The balancing act between this point and the first one is lies in determining whether a data problem can be solved by a logic choice that works better for everything or whether you’re adding more complex logic to handle edge cases that are caused by bad data. For example, starting with Video item types for videos would’ve saved us from fixing vendor records for things that aren’t from our permanent collection and, probably, would’ve been just as efficient for other video indexing. So, should we change it? A lot of that depends on whether the folks who will make that change have time and capacity for that change now — if I were designing format logics now, I would approach differently, but with it working for good data, the developers’ time is probably better spent working on adding more features/fixing bugs that aren’t caused by data.
And finally, satisficing — kind of. Technically, satisficing means going for the minimum satisfactory condition or outcome. I want to more than that, but part of this work involves making peace with one’s inability to fix everything, where that’s data or design.
We didn’t add an edge case to make the Sanborn maps related link stand out better, though we’ll be improving overall link display a little in the coming months.

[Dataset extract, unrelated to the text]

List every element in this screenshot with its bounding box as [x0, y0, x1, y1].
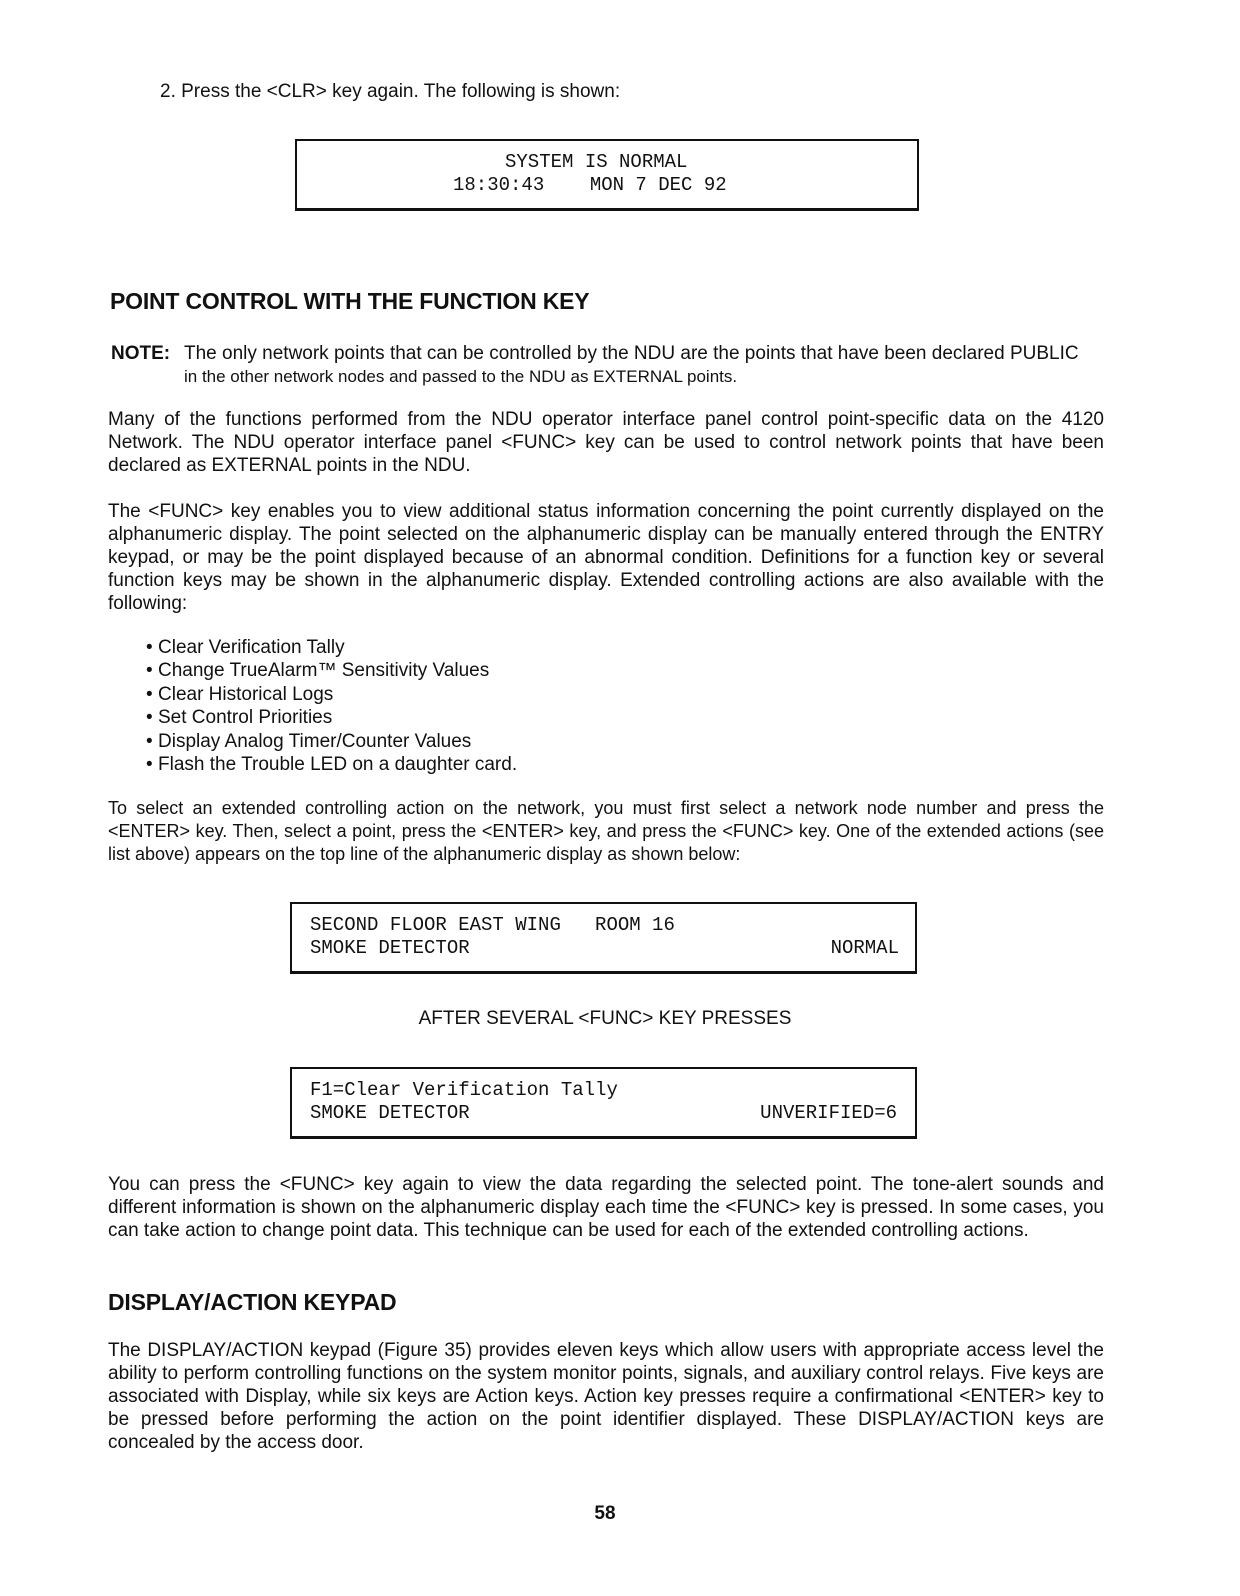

We have over 1000 records in which William Shakespeare’s name authority is Shakespeare, William with no dates — these all come from vendors. A patron who clicks to see more works by that Shakespeare will miss the 4800 records with the real Shakespeare’s name authority and vice versa. Unless vendors substantially improve their records, or we hire 4 more highly-skilled batch data workers just for ongoing data cleanup, that kind of thing won’t change.
Even then, sometimes fields like the 041s, as I showed earlier, just aren’t used in a consistent enough way that we could make them machine-actionable.
And I’m sure that someone else will email us in the next week about another weird edge case that I haven’t yet encountered, a bad link, or an individual musical score that thinks it’s a 78.
We will never have the perfect, data-driven catalog of my dreams. But I hope that what I’ve shared and our conversation that follows help others think through their own projects working with catalog records, whether MARC or BIBFRAME, and really any kind of project where the completeness and accuracy of the data is uneven.